Wie bei Juerges‘ H&D Corporation geht so wichtiges Knowhow verloren – und wenn noch zur direkten Konkurrenz, ist das umso schmerzhafter. Auch VW ist davon nicht verschont: Aus dem Umfeld des Werks in Chattanooga ist zu hören, dass jedes Jahr rund ein Viertel des Personals das Unternehmen wechselt. Mit dieser Fluktuation ist es umso schwerer, gute Qualität zu produzieren.

von Stefan Grundhoff, Rebecca Eisert, Martin Seiwert

Das Werk in Chattanooga gerät in Deutschland immer wieder in die Schlagzeilen: 2014 hatte die gesamte Belegschaft mit 712 zu 626 Stimmen gegen den Beitritt zur UAW gestimmt – ob auf Druck des Managements oder der allgemeinen Gewerkschafts-Skepsis in den Südstaaten sei dahingestellt. Dabei war es schon mehr als unüblich, dass es überhaupt zu dieser Abstimmung gekommen war.
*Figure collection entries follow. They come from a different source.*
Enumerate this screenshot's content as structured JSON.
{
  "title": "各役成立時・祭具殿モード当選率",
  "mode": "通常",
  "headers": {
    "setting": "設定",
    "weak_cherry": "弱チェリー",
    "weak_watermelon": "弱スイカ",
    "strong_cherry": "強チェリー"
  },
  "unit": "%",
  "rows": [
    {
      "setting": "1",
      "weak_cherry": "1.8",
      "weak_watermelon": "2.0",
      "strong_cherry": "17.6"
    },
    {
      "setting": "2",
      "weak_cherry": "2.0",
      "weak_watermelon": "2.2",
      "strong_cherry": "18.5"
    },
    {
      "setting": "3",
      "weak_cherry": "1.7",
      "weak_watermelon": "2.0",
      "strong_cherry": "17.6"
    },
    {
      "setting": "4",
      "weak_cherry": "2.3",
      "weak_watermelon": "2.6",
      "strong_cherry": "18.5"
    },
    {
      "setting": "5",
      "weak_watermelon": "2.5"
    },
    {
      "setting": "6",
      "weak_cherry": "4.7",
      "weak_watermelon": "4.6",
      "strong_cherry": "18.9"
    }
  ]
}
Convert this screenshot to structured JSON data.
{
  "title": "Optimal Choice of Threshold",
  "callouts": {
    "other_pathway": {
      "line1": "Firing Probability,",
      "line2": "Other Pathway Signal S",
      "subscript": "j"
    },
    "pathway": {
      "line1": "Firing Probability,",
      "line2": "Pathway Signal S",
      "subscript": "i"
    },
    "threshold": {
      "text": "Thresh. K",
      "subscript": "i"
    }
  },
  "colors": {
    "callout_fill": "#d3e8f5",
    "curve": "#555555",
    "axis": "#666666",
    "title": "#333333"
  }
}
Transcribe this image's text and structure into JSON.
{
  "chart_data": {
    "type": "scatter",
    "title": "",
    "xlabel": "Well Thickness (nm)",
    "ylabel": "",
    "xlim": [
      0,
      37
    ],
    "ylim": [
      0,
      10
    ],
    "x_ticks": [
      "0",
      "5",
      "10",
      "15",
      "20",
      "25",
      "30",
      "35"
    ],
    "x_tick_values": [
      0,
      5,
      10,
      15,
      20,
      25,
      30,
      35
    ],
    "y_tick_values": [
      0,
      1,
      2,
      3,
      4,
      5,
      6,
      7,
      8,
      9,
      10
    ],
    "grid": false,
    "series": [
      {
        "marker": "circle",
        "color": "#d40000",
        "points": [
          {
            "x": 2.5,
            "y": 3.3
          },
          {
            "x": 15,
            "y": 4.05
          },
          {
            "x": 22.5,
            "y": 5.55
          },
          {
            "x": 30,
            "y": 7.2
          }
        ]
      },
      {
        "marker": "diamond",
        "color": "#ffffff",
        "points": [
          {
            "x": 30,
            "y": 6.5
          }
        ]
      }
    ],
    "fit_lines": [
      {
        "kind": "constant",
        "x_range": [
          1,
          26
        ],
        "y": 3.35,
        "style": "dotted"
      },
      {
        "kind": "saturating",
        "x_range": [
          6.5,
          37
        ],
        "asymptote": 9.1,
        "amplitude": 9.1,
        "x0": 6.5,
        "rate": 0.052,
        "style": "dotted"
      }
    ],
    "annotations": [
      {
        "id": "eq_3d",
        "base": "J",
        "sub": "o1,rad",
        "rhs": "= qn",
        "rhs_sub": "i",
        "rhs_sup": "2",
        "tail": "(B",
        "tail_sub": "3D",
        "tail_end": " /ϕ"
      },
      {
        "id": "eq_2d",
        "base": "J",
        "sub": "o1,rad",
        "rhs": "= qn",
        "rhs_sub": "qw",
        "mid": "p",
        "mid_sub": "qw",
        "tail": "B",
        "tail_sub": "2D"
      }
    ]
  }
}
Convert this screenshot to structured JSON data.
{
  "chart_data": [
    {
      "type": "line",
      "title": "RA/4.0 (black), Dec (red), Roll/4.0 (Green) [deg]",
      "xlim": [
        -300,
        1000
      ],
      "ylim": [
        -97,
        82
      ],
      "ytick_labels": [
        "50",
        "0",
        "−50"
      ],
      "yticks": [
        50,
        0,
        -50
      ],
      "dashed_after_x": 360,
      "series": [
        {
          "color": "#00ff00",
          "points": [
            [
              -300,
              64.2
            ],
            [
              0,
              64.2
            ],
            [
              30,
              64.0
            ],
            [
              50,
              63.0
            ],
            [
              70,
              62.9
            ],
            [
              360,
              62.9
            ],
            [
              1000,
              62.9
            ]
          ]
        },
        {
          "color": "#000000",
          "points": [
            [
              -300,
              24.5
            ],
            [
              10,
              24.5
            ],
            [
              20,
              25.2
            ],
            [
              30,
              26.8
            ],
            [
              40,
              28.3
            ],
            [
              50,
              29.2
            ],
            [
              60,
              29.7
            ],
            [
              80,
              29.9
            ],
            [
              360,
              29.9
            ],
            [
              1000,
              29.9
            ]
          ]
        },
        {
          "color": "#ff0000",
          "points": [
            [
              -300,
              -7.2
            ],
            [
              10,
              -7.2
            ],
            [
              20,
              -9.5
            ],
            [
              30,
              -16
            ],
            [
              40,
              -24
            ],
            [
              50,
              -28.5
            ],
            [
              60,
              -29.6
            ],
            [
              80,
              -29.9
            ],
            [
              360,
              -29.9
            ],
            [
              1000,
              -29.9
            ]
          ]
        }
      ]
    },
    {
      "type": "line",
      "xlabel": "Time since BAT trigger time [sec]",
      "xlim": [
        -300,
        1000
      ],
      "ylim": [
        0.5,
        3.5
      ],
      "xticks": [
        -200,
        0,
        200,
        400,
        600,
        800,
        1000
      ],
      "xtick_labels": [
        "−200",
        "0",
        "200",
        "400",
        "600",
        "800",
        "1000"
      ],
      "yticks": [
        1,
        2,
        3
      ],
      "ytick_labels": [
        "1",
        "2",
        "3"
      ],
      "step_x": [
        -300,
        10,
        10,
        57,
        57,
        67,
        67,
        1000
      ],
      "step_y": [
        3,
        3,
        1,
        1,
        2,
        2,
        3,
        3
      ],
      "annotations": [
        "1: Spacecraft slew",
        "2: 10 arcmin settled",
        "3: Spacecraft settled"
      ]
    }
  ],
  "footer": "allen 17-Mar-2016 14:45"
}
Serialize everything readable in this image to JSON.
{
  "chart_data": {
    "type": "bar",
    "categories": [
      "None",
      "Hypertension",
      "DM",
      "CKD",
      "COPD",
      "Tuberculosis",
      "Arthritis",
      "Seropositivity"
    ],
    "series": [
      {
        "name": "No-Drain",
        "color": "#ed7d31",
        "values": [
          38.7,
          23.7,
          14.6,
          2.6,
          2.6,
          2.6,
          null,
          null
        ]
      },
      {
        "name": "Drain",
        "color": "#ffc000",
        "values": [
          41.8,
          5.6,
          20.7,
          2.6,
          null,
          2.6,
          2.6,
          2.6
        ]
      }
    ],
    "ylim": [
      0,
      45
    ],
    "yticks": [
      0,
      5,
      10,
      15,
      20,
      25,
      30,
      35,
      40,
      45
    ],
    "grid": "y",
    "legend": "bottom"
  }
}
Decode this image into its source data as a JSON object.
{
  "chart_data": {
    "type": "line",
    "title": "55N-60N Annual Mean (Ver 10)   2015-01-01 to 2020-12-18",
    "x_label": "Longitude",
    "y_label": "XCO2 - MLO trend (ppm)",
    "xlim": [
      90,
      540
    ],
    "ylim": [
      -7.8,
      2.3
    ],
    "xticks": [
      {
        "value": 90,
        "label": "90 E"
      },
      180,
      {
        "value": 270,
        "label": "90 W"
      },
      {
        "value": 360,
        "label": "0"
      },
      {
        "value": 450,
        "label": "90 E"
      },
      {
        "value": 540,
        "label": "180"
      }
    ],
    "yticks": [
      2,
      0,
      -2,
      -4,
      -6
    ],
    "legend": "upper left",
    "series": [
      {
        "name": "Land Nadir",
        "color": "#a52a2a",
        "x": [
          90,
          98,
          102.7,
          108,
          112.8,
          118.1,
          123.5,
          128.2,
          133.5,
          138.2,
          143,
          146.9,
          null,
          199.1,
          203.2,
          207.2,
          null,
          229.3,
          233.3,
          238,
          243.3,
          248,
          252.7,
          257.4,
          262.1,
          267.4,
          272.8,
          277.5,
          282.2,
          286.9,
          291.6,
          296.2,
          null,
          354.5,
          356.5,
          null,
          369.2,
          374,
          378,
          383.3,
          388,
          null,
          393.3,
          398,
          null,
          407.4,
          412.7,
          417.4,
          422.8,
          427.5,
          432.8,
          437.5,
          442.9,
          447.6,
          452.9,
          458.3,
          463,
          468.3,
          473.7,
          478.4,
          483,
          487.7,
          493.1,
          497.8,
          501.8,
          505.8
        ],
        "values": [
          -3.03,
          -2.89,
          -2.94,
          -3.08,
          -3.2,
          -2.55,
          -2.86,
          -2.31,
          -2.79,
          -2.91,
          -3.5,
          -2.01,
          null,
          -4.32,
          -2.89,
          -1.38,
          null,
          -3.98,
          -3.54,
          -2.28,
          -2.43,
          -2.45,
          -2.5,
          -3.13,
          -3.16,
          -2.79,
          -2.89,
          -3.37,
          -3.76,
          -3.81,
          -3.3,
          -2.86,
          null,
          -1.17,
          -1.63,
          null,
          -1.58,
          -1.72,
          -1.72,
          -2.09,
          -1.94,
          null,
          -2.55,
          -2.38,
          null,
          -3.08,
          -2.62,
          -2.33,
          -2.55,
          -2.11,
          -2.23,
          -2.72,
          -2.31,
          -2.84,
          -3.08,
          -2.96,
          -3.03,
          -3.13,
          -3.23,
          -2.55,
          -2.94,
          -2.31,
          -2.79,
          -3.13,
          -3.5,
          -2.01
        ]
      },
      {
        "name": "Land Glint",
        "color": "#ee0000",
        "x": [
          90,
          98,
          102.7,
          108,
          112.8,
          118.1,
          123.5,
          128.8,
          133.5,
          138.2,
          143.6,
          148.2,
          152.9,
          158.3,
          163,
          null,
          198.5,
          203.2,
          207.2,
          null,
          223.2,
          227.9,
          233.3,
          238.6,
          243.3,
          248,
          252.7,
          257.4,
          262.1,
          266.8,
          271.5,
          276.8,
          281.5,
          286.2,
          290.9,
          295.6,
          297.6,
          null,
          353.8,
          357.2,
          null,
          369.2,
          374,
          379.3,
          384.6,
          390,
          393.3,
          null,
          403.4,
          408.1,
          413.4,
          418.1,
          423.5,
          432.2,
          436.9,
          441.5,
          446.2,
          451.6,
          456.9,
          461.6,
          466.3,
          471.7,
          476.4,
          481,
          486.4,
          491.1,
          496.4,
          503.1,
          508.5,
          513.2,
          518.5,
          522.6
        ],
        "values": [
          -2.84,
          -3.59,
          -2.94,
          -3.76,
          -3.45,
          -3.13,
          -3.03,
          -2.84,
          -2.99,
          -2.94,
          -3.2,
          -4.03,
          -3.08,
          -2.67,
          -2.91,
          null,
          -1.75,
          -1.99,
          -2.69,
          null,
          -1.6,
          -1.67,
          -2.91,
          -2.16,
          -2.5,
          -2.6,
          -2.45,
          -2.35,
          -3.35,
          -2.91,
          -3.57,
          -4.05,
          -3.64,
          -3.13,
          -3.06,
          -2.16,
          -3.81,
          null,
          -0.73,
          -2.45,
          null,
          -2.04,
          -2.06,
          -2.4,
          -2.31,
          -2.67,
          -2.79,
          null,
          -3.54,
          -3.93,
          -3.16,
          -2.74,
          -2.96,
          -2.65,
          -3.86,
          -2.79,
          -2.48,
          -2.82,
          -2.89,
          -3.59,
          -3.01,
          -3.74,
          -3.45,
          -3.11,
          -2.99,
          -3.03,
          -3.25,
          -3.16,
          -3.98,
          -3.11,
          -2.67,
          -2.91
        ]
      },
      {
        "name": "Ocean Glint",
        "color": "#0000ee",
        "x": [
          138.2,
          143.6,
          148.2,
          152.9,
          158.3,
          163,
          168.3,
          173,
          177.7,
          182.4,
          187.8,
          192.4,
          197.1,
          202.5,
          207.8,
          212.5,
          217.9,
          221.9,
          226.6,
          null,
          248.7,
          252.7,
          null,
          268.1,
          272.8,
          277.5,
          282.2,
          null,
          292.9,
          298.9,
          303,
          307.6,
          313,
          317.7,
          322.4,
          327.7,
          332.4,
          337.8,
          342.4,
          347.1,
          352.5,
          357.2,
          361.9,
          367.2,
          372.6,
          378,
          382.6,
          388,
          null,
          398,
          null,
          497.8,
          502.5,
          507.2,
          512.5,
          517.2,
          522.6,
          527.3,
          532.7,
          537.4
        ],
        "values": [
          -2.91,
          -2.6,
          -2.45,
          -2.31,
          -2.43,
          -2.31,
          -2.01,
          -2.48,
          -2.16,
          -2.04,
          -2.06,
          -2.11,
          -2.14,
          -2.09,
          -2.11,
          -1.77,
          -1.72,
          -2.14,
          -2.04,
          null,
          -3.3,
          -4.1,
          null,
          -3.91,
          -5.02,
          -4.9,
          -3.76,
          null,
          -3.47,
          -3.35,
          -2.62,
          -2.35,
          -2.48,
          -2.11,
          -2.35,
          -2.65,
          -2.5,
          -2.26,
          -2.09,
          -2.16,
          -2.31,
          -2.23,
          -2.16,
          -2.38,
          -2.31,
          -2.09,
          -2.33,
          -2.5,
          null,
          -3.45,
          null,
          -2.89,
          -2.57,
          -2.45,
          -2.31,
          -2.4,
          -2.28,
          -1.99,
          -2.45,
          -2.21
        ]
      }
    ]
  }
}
Die gewerkschaftliche Organisation ist für VW aber immer noch nicht ausgestanden: Inzwischen haben sich die Mitarbeiter der Instandhaltung mit 108 zu 44 Stimmen für die UAW ausgesprochen. Volkswagen weigert sich allerdings bis heute, mit den auf Wartungsarbeiten spezialisierten Angestellten einen eigenen Tarif auszuhandeln – man wolle die Belegschaft nicht spalten.

Die US-Behörde für Arbeitsbeziehungen (NLRB) hat im April Volkswagen zwar angewiesen, die Tarifverhandlungen aufzunehmen, doch gegen den Bescheid haben die Niedersachsen inzwischen Berufung eingelegt. Das Argument ist das gleiche: Man wolle keine Trennung der Belegschaft in Mitarbeiter der Produktion und der Instandhaltung.

Die Entscheidung über die Berufung steht noch aus. Egal ob sie für oder gegen die Gewerkschaft ausfällt, die Gesamtsituation wird nicht einfacher.

Für Hübner und das Transatlantic Labor Institute gibt es also noch viel zu tun.